I fatti: Erano le 3.30 circa, quando sulla strada provinciale 335, nel Comune di Maddaloni (Caserta), in località Giardinetti, nei pressi della rinomata gelateria “Del Monaco”, è accaduto il sinistro.

I due giovani viaggiavano a bordo di una Audi V6, alla guida si trovava Marius, di fianco sedeva il giovane coetaneo Alin Valentin Georg Padeav, nato in Romania il 23 aprile del 1987, domiciliato ad Avellino.

Imboccavano un senso rotatorio

L’auto si accingeva ad imboccare il senso rotatorio, probabimente a velocità sostenuta ed improvvisamente il veicolo è sbandato andando ad invadere la corsìa di fianco. La macchina era entrata in controsenso sulla carreggiata mentre sopraggiungeva un camion della ditta Maione, che trasportava la frutta per il mercato.

L’impatto è stato terribile. La vettura si è incastrata sotto le ruote del mezzo, poi è scivolata di lato della carreggiata intraprendendo una corsa che è finita in appezzamento di terreno.

Inutili i soccorsi

Subito dopo il conducente del camion ha allertato i soccorsi chiamando la Centrale Operativa del 118 di Caserta, sul posto era arrivata l’ambulanza di Maddaloni che ha trasportato il povero Marius in gravi condizioni all’ ospedale locale. Per Alin non c’era nulla da fare, era morto sul colpo, per le ferite riportate. La diagnosi è stata: decesso per un politrauma. Il suo corpo fu trasportato all’istituto di medicina legale per una visita autoptica, poi la salma è stata espatriata.

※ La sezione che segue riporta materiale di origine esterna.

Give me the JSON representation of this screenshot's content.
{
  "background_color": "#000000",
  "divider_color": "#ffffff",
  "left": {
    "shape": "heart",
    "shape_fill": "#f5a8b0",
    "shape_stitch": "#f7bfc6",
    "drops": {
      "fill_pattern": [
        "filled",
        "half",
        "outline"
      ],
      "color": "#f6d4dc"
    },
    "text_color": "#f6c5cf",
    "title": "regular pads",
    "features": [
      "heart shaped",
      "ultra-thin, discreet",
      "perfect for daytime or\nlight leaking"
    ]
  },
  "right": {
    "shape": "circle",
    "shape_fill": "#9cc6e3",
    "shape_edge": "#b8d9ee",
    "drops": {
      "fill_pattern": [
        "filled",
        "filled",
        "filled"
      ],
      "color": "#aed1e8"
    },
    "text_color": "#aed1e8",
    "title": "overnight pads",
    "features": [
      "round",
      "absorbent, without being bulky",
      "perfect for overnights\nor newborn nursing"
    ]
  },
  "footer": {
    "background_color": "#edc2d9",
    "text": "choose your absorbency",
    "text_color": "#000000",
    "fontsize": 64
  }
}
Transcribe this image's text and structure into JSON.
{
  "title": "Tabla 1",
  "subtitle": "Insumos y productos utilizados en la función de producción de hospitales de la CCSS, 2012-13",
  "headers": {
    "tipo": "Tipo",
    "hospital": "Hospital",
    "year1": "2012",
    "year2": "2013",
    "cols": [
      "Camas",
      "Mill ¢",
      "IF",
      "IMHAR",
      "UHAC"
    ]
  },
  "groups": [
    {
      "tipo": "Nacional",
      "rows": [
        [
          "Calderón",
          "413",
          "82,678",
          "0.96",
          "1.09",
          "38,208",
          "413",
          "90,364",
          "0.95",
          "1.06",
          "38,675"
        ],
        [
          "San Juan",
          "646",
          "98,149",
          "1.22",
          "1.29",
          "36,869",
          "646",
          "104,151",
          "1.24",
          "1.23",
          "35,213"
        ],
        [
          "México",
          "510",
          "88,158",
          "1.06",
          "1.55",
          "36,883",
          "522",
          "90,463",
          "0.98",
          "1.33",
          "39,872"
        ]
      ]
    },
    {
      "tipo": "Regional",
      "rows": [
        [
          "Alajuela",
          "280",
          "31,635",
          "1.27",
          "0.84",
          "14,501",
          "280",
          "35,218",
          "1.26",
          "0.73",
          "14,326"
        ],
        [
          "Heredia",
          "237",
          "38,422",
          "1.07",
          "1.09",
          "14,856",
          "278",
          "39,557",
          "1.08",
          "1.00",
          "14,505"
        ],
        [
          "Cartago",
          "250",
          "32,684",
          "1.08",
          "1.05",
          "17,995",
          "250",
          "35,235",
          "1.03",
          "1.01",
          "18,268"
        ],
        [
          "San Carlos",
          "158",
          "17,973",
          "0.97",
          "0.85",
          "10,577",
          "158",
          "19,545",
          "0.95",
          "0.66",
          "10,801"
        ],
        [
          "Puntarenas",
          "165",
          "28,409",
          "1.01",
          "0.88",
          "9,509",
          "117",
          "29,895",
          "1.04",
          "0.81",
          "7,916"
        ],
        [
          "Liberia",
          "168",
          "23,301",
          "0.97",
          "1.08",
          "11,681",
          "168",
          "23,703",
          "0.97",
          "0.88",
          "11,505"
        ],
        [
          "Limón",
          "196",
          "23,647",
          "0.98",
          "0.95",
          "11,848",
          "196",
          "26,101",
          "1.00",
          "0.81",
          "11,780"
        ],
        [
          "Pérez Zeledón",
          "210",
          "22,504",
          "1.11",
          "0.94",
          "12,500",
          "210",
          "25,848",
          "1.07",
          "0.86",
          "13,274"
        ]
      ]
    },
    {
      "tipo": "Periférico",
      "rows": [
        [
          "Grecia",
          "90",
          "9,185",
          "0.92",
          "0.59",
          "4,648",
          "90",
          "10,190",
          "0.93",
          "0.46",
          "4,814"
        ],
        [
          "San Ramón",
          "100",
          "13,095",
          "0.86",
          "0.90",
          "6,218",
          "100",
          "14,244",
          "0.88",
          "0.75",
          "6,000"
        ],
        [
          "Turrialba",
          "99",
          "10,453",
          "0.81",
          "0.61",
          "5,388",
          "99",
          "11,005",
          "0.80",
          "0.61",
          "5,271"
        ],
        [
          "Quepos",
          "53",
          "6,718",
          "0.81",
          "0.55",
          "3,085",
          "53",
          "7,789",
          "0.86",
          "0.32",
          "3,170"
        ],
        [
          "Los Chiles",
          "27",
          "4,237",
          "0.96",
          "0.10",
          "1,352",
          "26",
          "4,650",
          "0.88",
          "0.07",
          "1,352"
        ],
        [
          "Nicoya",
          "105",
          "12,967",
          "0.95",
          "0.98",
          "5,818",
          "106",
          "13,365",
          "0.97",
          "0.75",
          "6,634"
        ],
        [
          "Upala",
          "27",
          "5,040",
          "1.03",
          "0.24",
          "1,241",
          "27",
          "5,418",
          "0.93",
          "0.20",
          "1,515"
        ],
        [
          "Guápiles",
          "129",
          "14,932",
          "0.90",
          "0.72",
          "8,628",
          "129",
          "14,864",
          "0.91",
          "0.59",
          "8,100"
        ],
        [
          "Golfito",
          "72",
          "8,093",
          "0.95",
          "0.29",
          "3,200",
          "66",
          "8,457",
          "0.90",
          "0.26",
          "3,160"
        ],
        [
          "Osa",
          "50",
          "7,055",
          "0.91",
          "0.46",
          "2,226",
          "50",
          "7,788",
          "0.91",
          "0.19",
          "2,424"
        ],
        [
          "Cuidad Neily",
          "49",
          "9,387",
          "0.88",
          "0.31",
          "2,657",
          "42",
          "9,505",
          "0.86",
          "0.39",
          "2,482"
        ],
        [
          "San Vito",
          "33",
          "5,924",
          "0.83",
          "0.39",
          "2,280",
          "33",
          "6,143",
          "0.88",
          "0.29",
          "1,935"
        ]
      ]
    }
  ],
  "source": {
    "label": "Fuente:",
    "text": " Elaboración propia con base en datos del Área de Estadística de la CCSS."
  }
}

E’ deceduto dopo circa 39 giorni

Marius era stato ricoverato all’ospedale di Maddaloni dove era stato sottoposto ad adeguati interventi che potessero salvargli la vita. Così non è stato, lo sfortunato 22enne è deceduto alle prime luci dell’alba, dopo 39 giorni di agonia.

Il suo corpo è stato trasferito all’istituto di medicina legale per una visita autoptica decisa dal magistrato di turno alla Procura della Repubblica di Santa Maria Capua Vetere (Caserta).

Il sinistro è stato rilevato dai militari della stazione di Maddaloni.